Because of these solid, bedrock foundational elements, even naysayers must admit that Strantz mastered every genre he attempted. Parkland masterpiece at Caledonia, links recreation at RNK, a public Pine Valley meets Ireland at The Road, Strantz never failed to seize attention and create challenging holes. Sometimes cracking the code of a Strantz hole can be as difficult as a New York Times Sunday Crossword. Some holes are a primal scream and the golfer must always keep himself on high alert, but that is what makes for a wonderful golf adventure.

Despite the severity of greenside trouble, fearsome larger than life playing fields and contours Mackenzie himself would have envied, and a vocal minority of unimaginative critics, course for course, Strantz has the strongest resume of any architect. With only seven original designs and two redesigns (six public, three private), Strantz claimed three top new public course awards in four years. His best course, Tobacco Road did not win the year it opened, but recently was voted the most adventurous course in America by Golf Magazine editors and readers. His final work, the redesign of Monterey Peninsula (Shore Course) is masterpiece in Pebble Beach, California which holds its own with Cypress Point and the resort courses admirably. Several golf insiders say it will host a major as soon as the members will permit one.

Strantz recalled these formative years of his career enthusiastically and gave much credit to Fuzzy Fezler, for the creativity and scale of his projects. “Fuzzy is the perfect compliment to me.

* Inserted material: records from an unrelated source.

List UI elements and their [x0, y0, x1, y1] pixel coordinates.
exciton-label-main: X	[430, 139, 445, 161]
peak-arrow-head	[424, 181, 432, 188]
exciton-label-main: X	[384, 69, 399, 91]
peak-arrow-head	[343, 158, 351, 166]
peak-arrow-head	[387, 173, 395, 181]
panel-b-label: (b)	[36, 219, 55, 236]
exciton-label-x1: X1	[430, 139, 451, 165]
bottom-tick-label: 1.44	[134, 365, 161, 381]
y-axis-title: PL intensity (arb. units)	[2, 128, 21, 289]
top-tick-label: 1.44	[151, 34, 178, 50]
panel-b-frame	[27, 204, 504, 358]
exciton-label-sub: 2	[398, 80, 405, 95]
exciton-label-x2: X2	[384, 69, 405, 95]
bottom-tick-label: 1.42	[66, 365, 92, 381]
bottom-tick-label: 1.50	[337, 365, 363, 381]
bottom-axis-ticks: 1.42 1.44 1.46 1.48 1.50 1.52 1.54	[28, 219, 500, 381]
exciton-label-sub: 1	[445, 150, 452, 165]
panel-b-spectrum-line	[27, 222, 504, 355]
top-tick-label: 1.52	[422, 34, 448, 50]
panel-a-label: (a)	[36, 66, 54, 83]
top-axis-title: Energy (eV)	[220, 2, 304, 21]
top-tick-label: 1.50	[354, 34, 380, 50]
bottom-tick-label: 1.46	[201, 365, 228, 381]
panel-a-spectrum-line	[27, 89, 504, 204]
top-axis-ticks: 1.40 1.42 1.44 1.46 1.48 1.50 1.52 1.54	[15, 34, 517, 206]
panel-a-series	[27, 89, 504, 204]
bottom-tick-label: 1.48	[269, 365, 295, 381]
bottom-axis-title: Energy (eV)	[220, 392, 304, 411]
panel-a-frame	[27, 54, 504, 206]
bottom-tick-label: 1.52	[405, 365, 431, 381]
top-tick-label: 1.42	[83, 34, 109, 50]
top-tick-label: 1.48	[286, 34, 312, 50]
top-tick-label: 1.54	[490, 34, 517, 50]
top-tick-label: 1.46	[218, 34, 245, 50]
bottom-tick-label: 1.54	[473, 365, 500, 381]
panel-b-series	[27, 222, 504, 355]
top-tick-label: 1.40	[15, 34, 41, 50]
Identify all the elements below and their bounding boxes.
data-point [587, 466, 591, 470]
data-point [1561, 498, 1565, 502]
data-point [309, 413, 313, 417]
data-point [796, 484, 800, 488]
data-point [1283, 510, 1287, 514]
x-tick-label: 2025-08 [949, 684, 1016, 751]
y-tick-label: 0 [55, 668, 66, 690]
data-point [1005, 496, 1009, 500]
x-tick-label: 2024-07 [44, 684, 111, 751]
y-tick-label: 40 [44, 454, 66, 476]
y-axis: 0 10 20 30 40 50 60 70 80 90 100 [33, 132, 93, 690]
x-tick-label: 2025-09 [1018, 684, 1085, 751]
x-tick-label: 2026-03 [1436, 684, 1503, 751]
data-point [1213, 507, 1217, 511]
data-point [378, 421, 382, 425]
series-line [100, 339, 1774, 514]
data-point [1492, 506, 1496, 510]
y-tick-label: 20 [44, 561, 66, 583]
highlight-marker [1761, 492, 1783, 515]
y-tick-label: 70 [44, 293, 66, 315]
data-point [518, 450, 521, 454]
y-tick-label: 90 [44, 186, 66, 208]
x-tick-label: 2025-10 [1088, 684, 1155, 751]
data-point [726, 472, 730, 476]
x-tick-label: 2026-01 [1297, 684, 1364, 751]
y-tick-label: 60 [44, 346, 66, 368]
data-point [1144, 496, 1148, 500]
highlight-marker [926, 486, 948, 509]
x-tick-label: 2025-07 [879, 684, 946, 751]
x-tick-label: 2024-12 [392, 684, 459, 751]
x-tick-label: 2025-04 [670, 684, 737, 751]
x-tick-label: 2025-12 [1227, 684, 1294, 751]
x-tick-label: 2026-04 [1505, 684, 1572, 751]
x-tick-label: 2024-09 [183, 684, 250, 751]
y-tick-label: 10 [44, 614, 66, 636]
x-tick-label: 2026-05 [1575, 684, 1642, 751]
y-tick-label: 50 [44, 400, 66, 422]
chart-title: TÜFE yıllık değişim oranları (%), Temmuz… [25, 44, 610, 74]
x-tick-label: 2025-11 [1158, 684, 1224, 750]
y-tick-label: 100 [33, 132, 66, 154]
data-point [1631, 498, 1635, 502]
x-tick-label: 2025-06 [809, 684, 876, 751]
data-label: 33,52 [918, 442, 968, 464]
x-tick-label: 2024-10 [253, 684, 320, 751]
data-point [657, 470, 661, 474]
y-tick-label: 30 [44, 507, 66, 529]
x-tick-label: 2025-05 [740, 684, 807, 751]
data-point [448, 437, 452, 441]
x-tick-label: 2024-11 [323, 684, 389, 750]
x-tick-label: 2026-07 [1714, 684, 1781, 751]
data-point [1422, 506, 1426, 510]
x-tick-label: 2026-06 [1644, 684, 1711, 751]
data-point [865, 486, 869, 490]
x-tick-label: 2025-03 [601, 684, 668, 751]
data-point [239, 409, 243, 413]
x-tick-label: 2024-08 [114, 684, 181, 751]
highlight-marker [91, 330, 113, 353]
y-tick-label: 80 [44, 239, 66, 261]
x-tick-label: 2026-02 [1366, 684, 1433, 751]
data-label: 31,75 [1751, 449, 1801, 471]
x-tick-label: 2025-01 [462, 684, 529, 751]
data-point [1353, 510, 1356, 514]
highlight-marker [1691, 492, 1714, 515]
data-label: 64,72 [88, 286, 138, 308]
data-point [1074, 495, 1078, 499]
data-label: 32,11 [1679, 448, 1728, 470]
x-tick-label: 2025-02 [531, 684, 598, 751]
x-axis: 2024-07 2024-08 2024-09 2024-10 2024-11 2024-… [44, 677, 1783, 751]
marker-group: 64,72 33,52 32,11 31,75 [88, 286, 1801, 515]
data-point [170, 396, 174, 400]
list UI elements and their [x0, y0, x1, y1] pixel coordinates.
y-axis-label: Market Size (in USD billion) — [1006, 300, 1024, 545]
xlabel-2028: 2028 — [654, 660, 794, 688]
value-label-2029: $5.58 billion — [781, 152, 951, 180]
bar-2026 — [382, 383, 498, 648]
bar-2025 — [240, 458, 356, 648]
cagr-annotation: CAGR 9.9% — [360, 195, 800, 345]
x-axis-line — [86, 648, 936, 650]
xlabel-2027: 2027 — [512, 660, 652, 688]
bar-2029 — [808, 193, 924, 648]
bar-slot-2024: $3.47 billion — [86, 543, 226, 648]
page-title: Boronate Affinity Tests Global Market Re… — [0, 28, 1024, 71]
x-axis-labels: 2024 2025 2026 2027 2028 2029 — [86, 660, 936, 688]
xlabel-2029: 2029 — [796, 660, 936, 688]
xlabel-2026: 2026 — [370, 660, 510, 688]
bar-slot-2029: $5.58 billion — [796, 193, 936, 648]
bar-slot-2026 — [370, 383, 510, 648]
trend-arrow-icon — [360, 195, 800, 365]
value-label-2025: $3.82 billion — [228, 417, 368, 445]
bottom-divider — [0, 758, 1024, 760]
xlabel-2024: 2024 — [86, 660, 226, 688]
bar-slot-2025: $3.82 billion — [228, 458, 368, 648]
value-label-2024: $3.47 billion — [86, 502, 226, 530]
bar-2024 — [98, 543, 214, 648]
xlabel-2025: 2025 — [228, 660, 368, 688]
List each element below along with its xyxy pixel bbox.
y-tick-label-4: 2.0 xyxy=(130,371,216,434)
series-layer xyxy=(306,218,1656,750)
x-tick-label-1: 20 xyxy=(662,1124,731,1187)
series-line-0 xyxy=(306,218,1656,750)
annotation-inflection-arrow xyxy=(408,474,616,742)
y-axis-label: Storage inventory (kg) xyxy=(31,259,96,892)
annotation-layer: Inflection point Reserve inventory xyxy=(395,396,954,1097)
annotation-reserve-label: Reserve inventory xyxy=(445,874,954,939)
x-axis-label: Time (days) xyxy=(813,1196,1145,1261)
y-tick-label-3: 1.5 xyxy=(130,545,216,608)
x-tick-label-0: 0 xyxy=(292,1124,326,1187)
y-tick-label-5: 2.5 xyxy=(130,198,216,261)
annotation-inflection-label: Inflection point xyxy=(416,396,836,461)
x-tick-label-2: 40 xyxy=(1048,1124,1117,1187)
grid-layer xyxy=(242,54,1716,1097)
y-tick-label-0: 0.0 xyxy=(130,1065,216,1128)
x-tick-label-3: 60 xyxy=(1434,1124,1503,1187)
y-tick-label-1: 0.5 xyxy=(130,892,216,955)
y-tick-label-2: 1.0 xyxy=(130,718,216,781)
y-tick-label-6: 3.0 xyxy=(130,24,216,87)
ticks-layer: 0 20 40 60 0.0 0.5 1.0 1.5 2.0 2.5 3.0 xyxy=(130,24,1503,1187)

We are brothers in arms. I saw that Fu Manchu moustache and I knew I had my man.” Together, they let it roll as high as it would go, creating scorching, towering golf adventures without being contrived or campy. “Forrest is especially good at making sure I don’t get carried away” he says emphatically. “He will look at me and say ‘Mike, how is my mom going to play that hole?’ His mom is in her 80’s.” Sometimes dialing it down a notch is a good idea. Even Fezler hints that one green that generated such a discussion, the 9th at Tobacco Road, could have been much more severe.

However at other times, Strantz merely employed his penchant for optical illusion to make it appear as though he moved a lot of earth. Yes, Royal New Kent really was that hurly-burly a topographic site before Strantz built the course – he merely added a little earth to the higher areas, cut the low areas a little lower and gave the impression of moving millions of cubic yards of earth. Yes, those green settings at Stonehouse, nestled cozily in their own little amphitheatres, were natural, not manufactured. “I let the lay of the land dictate the holes and I try to use as many natural fairways and green sites that I can find” he says. What critics mistake for “contrived” is really an excellent, innovative use of the site’s best natural features.